Thursday, February 5, 2015

The Roots of Obama’s Appeasement



By Victor Davis Hanson
Thursday, February 05, 2015

Members of the Obama administration have insisted that the Taliban are not terrorists. Those responsible for the recent Paris killings are not radical Islamists. The Muslim Brotherhood is largely secular. Jihad is a “legitimate tenet of Islam.” And “violent extremism,” “workplace violence,” or “man-caused disaster” better describe radical Islamic terrorism. Domestic terrorism is just as likely caused by returning U.S. combat veterans, according to one report by a federal agency.

What is the point of such linguistic appeasement?

The word “appeasement” long ago became pejorative for giving in to bullies. One side was aggressive and undemocratic; the other consensual and eager to avoid trouble through supposedly reasonable concessions.

But appeasement usually weakened the democratic side and empowered the extremist one.

The architect of appeasement — for example, Neville Chamberlain, former prime minister of Great Britain — was predictably a narcissist. Chamberlain believed that his own powers of oratory, his insights into reason, and his undeniably superior morality would sway even a thug like Adolf Hitler.

President Obama currently is convinced that his singular charisma and rare insight into human nature will convince the Taliban to peacefully participate in Afghan politics. Obama will supposedly also win over the Iranian theocracy and show it how nonproliferation is really to everyone’s advantage.

“Reset” diplomacy with Putin was supposed to lessen tensions — if, after the 2012 election, Putin just had more exposure to a flexible statesman of Obama’s wisdom.

Throughout history, without the vanity of the conceder, there would never have been appeasement.

Appeasement also always subordinates the interests of vulnerable third parties to the appeaser’s own inflated sense of self. When Chamberlain and the French prime minister Edouard Daladier signed the 1938 Munich Pact, they worried little about the fate of millions of Czechs who lost their country — and less about millions of Poles who were next in line for Hitler’s Blitzkrieg.

Reset diplomacy with Russia in 2009 was not much concerned about the ensuing danger to Crimeans or Ukrainians. When the Taliban takes over, hundreds of thousands of reformist Afghans will die.

Obama sees a deal with Iran as a way to cement his legacy as a breakthrough statesman. In comparison, the long-term consequences of a nuclear Iran on the security of tiny Israel or on the stability of the largely Sunni Arab Middle East are future and more abstract concerns for others.

Even major concessions never satisfy aggressive powers. It is a traditional Western liberal delusion — brought on by our wealth, leisure, and the good life — that autocrats appreciate magnanimity rather than see it as timidity to be exploited further.

Hitler fumed that the compliant Chamberlain at Munich was a “worm” for making such concessions to him and boasted that he would stomp on that “silly old man” on the next occasion he saw him.

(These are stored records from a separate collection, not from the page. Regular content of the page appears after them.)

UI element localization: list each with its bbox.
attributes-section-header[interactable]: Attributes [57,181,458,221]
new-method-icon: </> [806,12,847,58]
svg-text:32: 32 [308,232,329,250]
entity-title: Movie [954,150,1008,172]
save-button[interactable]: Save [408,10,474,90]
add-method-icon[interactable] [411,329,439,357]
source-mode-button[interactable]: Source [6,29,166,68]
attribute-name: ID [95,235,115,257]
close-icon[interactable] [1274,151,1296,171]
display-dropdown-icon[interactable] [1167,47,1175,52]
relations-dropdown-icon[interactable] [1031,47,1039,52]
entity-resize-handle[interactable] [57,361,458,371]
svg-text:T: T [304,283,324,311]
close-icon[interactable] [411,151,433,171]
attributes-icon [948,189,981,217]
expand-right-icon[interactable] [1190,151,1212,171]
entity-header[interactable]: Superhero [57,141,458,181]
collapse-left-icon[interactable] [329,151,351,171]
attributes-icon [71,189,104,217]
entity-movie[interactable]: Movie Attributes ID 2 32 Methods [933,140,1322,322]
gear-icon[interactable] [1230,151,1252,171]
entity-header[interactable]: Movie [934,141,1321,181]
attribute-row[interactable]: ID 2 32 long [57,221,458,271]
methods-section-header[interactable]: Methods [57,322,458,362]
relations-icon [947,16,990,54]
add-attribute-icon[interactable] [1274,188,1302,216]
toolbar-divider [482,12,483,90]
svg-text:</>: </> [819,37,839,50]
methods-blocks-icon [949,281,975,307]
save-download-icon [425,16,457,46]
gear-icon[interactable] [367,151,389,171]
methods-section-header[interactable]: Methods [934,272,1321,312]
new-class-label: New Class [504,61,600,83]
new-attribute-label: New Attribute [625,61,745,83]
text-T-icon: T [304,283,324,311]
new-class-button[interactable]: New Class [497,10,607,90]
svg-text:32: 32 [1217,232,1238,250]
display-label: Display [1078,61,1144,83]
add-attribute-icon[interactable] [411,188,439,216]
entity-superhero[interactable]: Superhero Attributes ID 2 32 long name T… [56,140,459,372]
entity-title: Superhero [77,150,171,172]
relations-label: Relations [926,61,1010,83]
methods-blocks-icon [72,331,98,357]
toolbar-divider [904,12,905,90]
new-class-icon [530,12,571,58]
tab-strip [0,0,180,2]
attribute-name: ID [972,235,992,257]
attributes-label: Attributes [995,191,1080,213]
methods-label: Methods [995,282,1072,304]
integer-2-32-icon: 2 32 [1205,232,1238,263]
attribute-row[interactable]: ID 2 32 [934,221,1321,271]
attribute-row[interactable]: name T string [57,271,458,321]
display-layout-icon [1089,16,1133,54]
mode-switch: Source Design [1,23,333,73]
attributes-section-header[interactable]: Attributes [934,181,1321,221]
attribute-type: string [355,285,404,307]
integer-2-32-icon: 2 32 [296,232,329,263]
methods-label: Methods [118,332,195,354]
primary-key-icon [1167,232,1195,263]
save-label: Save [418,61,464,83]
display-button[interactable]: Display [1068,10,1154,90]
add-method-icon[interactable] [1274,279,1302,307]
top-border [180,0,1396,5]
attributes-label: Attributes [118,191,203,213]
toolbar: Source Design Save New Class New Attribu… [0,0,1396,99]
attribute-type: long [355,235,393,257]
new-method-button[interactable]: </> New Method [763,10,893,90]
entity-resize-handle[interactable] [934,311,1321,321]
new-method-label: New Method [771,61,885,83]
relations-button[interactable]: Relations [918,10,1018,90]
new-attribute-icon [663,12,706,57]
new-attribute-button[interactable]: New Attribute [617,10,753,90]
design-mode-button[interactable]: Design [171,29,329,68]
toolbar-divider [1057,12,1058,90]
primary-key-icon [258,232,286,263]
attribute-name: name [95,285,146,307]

Releasing Guantanamo prisoners, or ignoring red lines to Syria, deadlines to Iran, and step-over lines to Russia, did not win over aggressors. Gestures of appeasement and empty threats only emboldened terrorists and green-lighted dictators to ratchet up nuclear enrichment, or violence against their own people — or to go into Ukraine.

When a top Russian general brags that its nuclear force is now more powerful than America’s, or when Raúl Castro warns that Cuba now expects an early return of the U.S. base at Guantanamo Bay as the price of normalization, past American concessions seem to have whetted their appetites for more confrontations.

The euphemisms for radical Islamic terrorism have not curbed it. They have not improved U.S. popularity in the Middle East.

The appeasing party is not always the weaker one. In 1938, Combined British and French military power was greater than that of the Third Reich. President Jimmy Carter had far more military options than did the Ayatollah Khomeini’s Iran during the 1979–80 hostage crisis.

Instead, stronger democratic nations feel that they can continue to enjoy short-term calm and peace of mind — and let others worry about any long-term likelihood of aggression. Maybe by treating jihad, terrorism, and radical Islam as taboo words, radical Muslim terrorists will respond and become less threatening.

In truth, appeasement, not deterrence, is the more reckless path. With serial concessions, democratic leaders convince aggressors that they must be stronger than they actually are. Those fantasies increase the likelihood that weaker dictators and terrorists will miscalculate and set off a deadly confrontation down the road.

Yet the public often prefers appeasement. Military preparedness and investment are too costly. Backing up threats seems too scary. Churchills and Reagans sound shrill. Alliances, deterrence, and balance of power sound so old-fashioned. Evil and good are derided as too simplistic. Defusing a crisis now is preferable to ensuring one down the road.

Appeasement continues not because it works, but because it serves the pretensions of narcissists.